Both gods and parents with compassion heard.

The whiteness of the Mulberry soon fled,

And ripening, saddened in a dusky red;

While both their parents their lost children mourn,

And mix their ashes in one golden urn.”—Eusden.

Lord Bacon tells us that in Calabria Manna falls upon the leaves of Mulberry-trees during the night, from whence it is afterwards collected.——Pliny called the Mulberry the wisest of trees, because it is late in unfolding its leaves, and thus escapes the dangerous frosts of early spring. To this day, in Gloucestershire, the country folks have a saying that after the Mulberry-tree has shown its green leaves there will be no more frost.——At Gioiosa, in Sicily, on the day of St.

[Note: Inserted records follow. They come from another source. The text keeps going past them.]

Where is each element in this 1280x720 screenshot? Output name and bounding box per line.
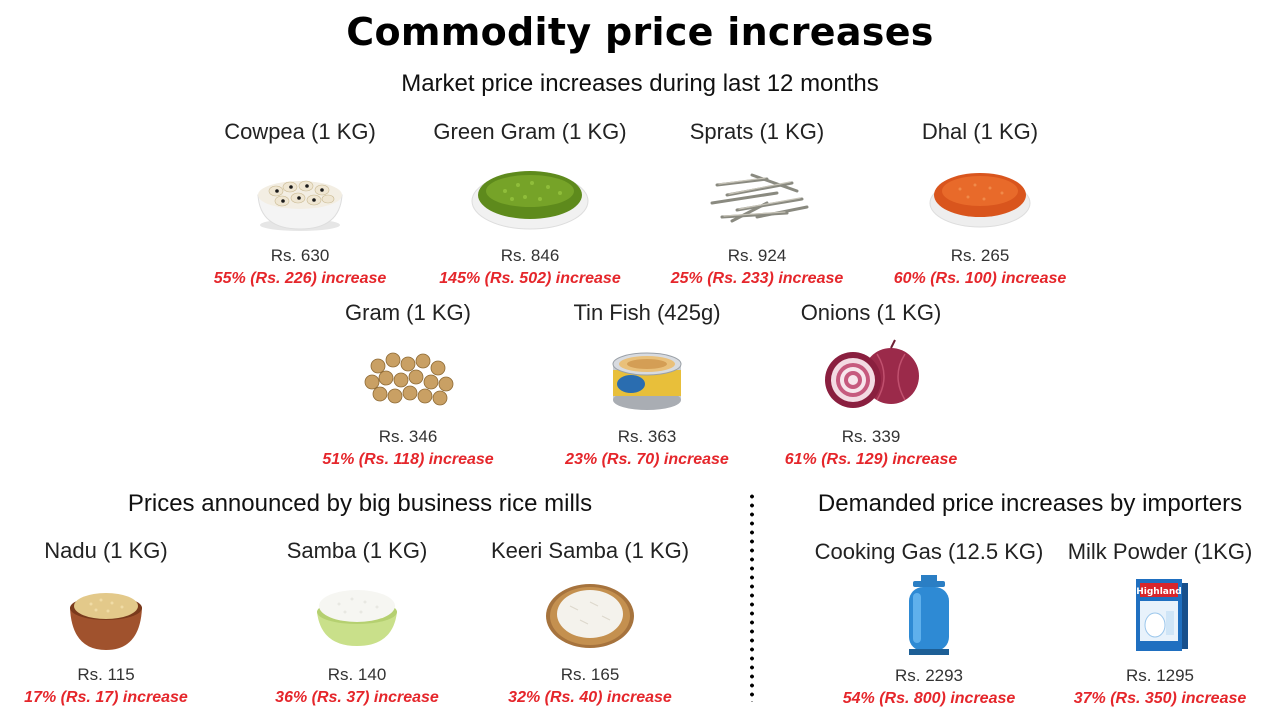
milk-powder-box-icon: Highland bbox=[1136, 579, 1188, 651]
commodity-name: Cooking Gas (12.5 KG) bbox=[814, 539, 1044, 564]
commodity-card-green-gram: Green Gram (1 KG) Rs. 846 145% (Rs. 502)… bbox=[410, 117, 650, 291]
section-divider bbox=[750, 492, 754, 702]
commodity-price: Rs. 924 bbox=[727, 246, 787, 265]
commodity-increase: 25% (Rs. 233) increase bbox=[670, 270, 844, 287]
commodity-price: Rs. 140 bbox=[327, 665, 387, 684]
rice-card-keeri-samba: Keeri Samba (1 KG) Rs. 165 32% (Rs. 40) … bbox=[470, 536, 710, 710]
tin-fish-can-icon bbox=[612, 352, 682, 410]
gas-cylinder-icon bbox=[909, 575, 949, 655]
onion-icon bbox=[825, 339, 919, 408]
nadu-rice-bowl-icon bbox=[70, 593, 142, 650]
rice-card-nadu: Nadu (1 KG) Rs. 115 17% (Rs. 17) increas… bbox=[0, 536, 226, 710]
commodity-name: Onions (1 KG) bbox=[800, 300, 942, 325]
sprats-icon bbox=[710, 173, 809, 223]
commodity-card-sprats: Sprats (1 KG) Rs. 924 25% (Rs. 233) incr… bbox=[637, 117, 877, 291]
commodity-price: Rs. 1295 bbox=[1125, 666, 1195, 685]
commodity-name: Sprats (1 KG) bbox=[689, 119, 825, 144]
commodity-name: Gram (1 KG) bbox=[345, 300, 471, 325]
page-subtitle: Market price increases during last 12 mo… bbox=[401, 70, 879, 97]
commodity-price: Rs. 165 bbox=[560, 665, 620, 684]
commodity-price: Rs. 346 bbox=[378, 427, 438, 446]
page-title: Commodity price increases bbox=[346, 10, 934, 54]
rice-card-samba: Samba (1 KG) Rs. 140 36% (Rs. 37) increa… bbox=[237, 536, 477, 710]
commodity-increase: 60% (Rs. 100) increase bbox=[893, 270, 1067, 287]
commodity-card-gram: Gram (1 KG) Rs. 346 51% (Rs. 118) increa… bbox=[288, 298, 528, 472]
importer-card-milk-powder: Milk Powder (1KG) Highland Rs. 1295 37% … bbox=[1040, 537, 1280, 711]
commodity-card-tin-fish: Tin Fish (425g) Rs. 363 23% (Rs. 70) inc… bbox=[527, 298, 767, 472]
commodity-name: Dhal (1 KG) bbox=[921, 119, 1039, 144]
commodity-name: Milk Powder (1KG) bbox=[1067, 539, 1253, 564]
commodity-card-onions: Onions (1 KG) Rs. 339 61% (Rs. 129) incr… bbox=[751, 298, 991, 472]
commodity-name: Tin Fish (425g) bbox=[573, 300, 721, 325]
commodity-increase: 36% (Rs. 37) increase bbox=[275, 689, 439, 706]
commodity-increase: 145% (Rs. 502) increase bbox=[439, 270, 621, 287]
commodity-price: Rs. 115 bbox=[77, 665, 135, 684]
commodity-increase: 17% (Rs. 17) increase bbox=[24, 689, 188, 706]
commodity-card-cowpea: Cowpea (1 KG) Rs. 630 55% (Rs. 226) incr… bbox=[180, 117, 420, 291]
commodity-name: Samba (1 KG) bbox=[286, 538, 428, 563]
commodity-increase: 37% (Rs. 350) increase bbox=[1073, 690, 1247, 707]
green-gram-bowl-icon bbox=[471, 171, 589, 230]
importers-section-heading: Demanded price increases by importers bbox=[817, 490, 1243, 517]
commodity-increase: 54% (Rs. 800) increase bbox=[842, 690, 1016, 707]
commodity-name: Green Gram (1 KG) bbox=[433, 119, 627, 144]
chickpea-icon bbox=[364, 352, 454, 406]
rice-section-heading: Prices announced by big business rice mi… bbox=[127, 490, 593, 517]
commodity-price: Rs. 339 bbox=[841, 427, 901, 446]
commodity-name: Nadu (1 KG) bbox=[44, 538, 168, 563]
commodity-price: Rs. 2293 bbox=[894, 666, 964, 685]
dhal-bowl-icon bbox=[929, 173, 1031, 228]
brand-logo-text: Highland bbox=[1136, 587, 1181, 597]
commodity-name: Keeri Samba (1 KG) bbox=[490, 538, 690, 563]
commodity-increase: 55% (Rs. 226) increase bbox=[213, 270, 387, 287]
commodity-increase: 23% (Rs. 70) increase bbox=[565, 451, 729, 468]
commodity-increase: 61% (Rs. 129) increase bbox=[784, 451, 958, 468]
commodity-increase: 51% (Rs. 118) increase bbox=[322, 451, 494, 468]
keeri-samba-basket-icon bbox=[546, 584, 634, 648]
commodity-price: Rs. 846 bbox=[500, 246, 560, 265]
commodity-price: Rs. 630 bbox=[270, 246, 330, 265]
cowpea-bowl-icon bbox=[257, 180, 343, 231]
commodity-name: Cowpea (1 KG) bbox=[224, 119, 376, 144]
importer-card-cooking-gas: Cooking Gas (12.5 KG) Rs. 2293 54% (Rs. … bbox=[809, 537, 1049, 711]
commodity-card-dhal: Dhal (1 KG) Rs. 265 60% (Rs. 100) increa… bbox=[860, 117, 1100, 291]
commodity-price: Rs. 265 bbox=[950, 246, 1010, 265]
commodity-increase: 32% (Rs. 40) increase bbox=[508, 689, 672, 706]
samba-rice-bowl-icon bbox=[317, 590, 397, 646]
commodity-price: Rs. 363 bbox=[617, 427, 677, 446]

Nicholas that saint is believed to bless the sea and the land, and the populace sever a branch from a Mulberry-tree and preserve it for one year as a branch of good augury.——In Germany, at Iserlohn, the mothers, to deter the children from eating the Mulberries, sing to them that the Devil requires them for the purpose of blacking his boots.——According to Gerarde, “Hegesander, in Athenæus, affirmeth that the Mulberry-tree in his time did not bring forth fruit in twenty yeares together, and that so great a plague of the gout then raigned, and raged so generally, as not onely men, but boies, wenches, eunuches, and women were troubled with that disease.”——A Mulberry-tree, planted by Milton in the garden of Christ’s College, Cambridge, has been reverentially preserved by successive college gardeners. The Mulberry planted by Shakspeare in Stratford-on-Avon was recklessly cut down in 1759; but ten years later, when the freedom of the town was presented to Garrick, the document was enclosed in a casket made from the wood of the tree. A cup was also wrought from it, and at the Shakspeare Jubilee, Garrick, holding this cup aloft, sang the following lines composed by himself:—

“Behold this fair goblet, ’twas carved from the tree

Which, O my sweet Shakspeare, was planted by thee;

As a relic I kiss it, and bow at the shrine;

What comes from thy hand must be ever divine!